My SIL has 4 kids.
So your brother is supporting here with regular payments then? Or are they together and he works?
Lives in a very large council house
So you'd rather they be what? Homeless? Living in private and paying someone's mortgage instead of paying local authority?
has been abroad every year for 3 years
Credit cards, your brother paid, her parents paid, she paid for a cheap holiday weekly etc.
Goes out a lot.
So people that don't work rent allowed out?
The 3 oldest kids all got a brand new Xbox for Xmas EACH.
What did your brother give them? How do you know how the Xboxes were paid for? How do you know which model they were? How do you know how much they cost or here they came from?
She has never worked a day in her life for the 13 years I've known her.
You mean she's never been employed and gave her time in exchange for payment. Cause I guarantee, with 4 kids, she's worked harder than most.
Her 2 year old gets free childcare... Why?
How anyone can justify that I'll be interested to hear!
All 2 year olds can get free childcare if their parents don't earn enough.
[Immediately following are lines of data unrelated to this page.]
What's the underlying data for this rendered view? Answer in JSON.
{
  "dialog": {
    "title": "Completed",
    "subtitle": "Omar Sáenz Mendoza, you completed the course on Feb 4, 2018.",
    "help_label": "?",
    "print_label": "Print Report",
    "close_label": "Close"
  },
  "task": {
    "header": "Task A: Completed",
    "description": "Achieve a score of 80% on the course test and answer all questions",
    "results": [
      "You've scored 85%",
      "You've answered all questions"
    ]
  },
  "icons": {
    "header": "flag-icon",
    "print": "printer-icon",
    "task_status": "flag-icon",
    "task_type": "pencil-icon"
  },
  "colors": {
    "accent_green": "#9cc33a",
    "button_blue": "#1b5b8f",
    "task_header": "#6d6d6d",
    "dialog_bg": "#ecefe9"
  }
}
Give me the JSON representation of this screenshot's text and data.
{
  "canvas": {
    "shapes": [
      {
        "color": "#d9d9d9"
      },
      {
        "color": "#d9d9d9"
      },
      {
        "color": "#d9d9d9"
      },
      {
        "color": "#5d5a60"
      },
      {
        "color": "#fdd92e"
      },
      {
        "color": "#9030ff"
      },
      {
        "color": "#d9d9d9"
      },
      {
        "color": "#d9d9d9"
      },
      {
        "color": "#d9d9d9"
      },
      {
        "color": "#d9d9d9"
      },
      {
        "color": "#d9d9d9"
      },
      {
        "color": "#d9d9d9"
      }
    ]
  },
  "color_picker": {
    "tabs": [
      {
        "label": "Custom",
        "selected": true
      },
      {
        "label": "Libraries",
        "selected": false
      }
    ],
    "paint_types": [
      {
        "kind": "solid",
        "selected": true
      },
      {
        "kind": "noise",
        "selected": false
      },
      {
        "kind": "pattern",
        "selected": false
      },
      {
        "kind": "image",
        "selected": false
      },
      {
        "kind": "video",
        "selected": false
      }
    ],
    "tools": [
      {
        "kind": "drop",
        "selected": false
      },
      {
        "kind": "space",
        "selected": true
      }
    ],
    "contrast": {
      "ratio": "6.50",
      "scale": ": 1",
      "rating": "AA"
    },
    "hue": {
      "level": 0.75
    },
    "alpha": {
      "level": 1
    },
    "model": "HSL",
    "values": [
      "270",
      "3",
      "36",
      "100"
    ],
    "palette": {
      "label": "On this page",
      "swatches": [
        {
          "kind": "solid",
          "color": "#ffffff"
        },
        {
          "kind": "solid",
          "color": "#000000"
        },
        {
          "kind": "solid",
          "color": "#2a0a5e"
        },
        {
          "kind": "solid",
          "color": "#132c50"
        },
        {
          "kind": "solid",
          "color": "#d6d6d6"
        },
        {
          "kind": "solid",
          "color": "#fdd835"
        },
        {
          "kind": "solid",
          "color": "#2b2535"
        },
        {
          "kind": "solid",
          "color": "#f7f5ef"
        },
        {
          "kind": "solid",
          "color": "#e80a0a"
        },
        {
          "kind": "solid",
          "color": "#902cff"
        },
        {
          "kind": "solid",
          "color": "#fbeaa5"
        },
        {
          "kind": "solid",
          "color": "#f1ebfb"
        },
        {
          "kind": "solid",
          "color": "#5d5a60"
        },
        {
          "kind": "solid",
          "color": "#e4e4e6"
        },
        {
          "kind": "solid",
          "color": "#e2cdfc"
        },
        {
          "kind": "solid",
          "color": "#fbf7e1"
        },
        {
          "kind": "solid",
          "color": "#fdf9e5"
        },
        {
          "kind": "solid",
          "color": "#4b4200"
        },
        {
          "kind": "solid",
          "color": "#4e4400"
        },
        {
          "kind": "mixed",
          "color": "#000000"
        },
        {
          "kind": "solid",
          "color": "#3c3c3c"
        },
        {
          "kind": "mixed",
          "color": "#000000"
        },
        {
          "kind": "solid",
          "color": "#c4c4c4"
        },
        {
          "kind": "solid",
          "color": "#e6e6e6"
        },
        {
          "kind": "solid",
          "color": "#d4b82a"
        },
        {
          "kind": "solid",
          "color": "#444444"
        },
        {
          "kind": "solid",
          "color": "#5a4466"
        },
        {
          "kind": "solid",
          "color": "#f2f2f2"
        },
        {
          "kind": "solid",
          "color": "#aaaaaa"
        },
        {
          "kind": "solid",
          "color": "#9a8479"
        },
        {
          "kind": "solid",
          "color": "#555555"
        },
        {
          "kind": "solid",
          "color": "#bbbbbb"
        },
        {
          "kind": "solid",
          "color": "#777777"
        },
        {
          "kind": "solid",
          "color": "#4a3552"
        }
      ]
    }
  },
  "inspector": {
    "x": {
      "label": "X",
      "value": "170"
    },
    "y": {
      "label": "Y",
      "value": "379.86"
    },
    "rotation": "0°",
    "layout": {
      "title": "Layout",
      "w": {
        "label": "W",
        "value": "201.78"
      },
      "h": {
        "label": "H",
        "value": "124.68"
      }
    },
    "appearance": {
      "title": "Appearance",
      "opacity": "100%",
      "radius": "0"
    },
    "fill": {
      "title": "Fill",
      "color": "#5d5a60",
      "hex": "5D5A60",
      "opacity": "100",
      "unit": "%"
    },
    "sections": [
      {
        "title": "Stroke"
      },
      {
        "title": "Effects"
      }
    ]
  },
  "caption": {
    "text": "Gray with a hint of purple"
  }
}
It food for the parent to get a break and it's good for the child to socialise.
But again, let's really think about and engage your brain a little.
SIL gets maximum Benefit, 384.62 a week from DWP.
Made up of:
Child benefit at around £65 a week ish (£20 for first child, £15 ish for the other 3)
Income support (which most parents of under 5s get until childs 5th birthday) of £73 a week
Housing benefit £246 a week for her council mansion
Child benefit, don't count that cause everyone can get that.
That leaves £319ish a week of housing and income support.
multiplied by 4 weeks makes £1276 a month.
So DWP give her £1276 a month.
Now for the complicated maths sort of bit.
How much do you reckon it would cost the DWP if she went to work full time to stop judgemental asshats looking down their nose at her?
She'd need child care before and after school for 4 kids, child care through the holidays. She'd lose housing benefit because of wages but she'd be claiming Universal Credit which has replaced working tax credits and child tax credits etc.
So conservative estimates:
4 kids, 3 hours childcare daily say £5 an hour £15 per kid, £60 per day = £300 a week, £1200 a month.
Of which DWP will pay 85% so around £1020 during school term.
(£5 per hour per kid for 8 hours X 5 days a week is much... Much more.. but we'll ignore that for this example)
Then universal credit top ups on top which is hard to calculate without running a benefit calculator..
But in the old working tax averages:
£2000 basic element
£2000 single parent element
£800 working 30hour element
£4800 a year or £400 a month.
So money from DWP:
£1276 not working (not including child benefit. Not including administration on DWP side. Not including council tax benefit)
Vs
£1420 for working (not including housing element which could add hundreds. Not including child benefit either. Not including the cost of administration on DWP side. Not including council tax benefit or reduction)
This is based on very cheapest childcare and very average payments etc.
Better for tax payer she stays home in her mansion.